By Deborah Seddon

Grief doesn’t come in five stages

Grief is a mess
you need to keep wiping up.
A troll with a spade
lurking to wallop you in doorways.
An ambush, a panic attack,
while waiting at a boiling kettle.
Yesterday you were angry all over again.
Today it was dark when you woke.
You pulled on a woolly hat
and got back into bed, wept.
Because you miss your mother
but also you fear you’ve become her –
an old woman going to bed in a woolly hat
because she is all alone and it is so cold.
Jy huil. Jy huil. It is clearer in her language.
The sky pebbling the ground with frozen hurt.
Perhaps you are the one who has died.
Perhaps her death has killed you.

O-o-h child

O-o-h child,
lifting the record-player arm with a trembling hand,
laying your head next to the speaker.

Your father is at war,
Nixon is a crook, and that naked child
running from the napalmed forest,

out-screaming Munch, is only one of many.
O-o-h child, it’s not going to stop,
this wash of death on the shore each morning.

For where can they live?
Refugees crammed into boats.
Homes all wrecked by sonic boom and flame.

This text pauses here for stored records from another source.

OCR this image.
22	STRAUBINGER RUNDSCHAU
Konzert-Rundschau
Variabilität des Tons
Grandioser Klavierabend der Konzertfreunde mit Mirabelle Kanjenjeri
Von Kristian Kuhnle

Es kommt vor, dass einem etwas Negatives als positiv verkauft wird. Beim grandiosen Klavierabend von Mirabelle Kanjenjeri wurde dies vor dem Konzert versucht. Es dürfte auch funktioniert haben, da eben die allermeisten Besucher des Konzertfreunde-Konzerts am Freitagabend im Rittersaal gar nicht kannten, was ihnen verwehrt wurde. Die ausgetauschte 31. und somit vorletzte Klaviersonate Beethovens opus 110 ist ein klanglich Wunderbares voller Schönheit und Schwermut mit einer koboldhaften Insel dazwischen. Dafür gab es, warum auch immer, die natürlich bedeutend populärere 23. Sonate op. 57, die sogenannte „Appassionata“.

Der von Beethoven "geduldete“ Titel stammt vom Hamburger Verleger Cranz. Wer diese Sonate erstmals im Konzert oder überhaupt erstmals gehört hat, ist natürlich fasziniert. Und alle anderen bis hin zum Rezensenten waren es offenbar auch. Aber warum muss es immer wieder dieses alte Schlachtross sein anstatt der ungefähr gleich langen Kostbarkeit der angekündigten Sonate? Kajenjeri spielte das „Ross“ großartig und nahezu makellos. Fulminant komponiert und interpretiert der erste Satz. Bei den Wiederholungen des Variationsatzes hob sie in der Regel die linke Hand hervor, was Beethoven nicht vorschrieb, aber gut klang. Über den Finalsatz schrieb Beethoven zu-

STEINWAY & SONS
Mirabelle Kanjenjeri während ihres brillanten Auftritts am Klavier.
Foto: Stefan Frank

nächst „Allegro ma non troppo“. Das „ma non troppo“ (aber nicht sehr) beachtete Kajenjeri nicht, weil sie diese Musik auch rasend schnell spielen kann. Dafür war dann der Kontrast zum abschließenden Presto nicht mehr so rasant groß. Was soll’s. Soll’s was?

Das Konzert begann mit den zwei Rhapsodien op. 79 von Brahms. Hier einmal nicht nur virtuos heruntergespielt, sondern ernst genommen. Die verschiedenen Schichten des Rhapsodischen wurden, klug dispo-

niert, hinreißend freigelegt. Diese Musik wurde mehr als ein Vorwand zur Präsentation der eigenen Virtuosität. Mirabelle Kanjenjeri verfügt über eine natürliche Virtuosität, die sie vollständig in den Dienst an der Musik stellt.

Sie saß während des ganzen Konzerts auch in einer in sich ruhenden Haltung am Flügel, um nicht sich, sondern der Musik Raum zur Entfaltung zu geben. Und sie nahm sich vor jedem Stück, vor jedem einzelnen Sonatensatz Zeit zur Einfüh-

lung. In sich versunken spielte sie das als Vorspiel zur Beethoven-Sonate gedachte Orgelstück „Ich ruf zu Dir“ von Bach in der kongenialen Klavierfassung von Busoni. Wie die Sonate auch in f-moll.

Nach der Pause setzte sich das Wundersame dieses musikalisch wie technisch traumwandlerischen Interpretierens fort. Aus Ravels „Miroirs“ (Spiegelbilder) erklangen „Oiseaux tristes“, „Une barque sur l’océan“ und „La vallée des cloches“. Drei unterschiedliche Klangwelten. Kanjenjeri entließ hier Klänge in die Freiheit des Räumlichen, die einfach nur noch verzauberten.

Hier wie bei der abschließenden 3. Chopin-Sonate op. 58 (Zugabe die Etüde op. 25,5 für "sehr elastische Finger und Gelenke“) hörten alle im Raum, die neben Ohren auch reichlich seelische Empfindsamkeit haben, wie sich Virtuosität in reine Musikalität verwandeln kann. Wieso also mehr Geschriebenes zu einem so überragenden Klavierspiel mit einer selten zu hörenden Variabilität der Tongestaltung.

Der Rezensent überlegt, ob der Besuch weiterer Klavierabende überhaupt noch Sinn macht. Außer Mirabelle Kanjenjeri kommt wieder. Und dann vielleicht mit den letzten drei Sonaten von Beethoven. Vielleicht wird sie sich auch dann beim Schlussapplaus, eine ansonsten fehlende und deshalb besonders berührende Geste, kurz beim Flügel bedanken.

Men and women suffocating side by side
in containers on trucks and on ships.
Running out of air in the darkness.

Running away into their airless futures.
O-o-h child, the people can’t breathe.
The police are still pressing on their necks.

And just the other day they shot a little boy,
with his pockets full of biscuits,
but no one goes painting his name.

O-o-h child, look around, things aren’t going to get easier.
The young never had your kind of hope.
The old ones took for granted

the lake at dusk, flies and fish
rising to the rippled surface.
The beauty of the world unassailable.

Trees still shed enough pollen
on one summer day for a thousand orchards
but there won’t be enough bees left to cope.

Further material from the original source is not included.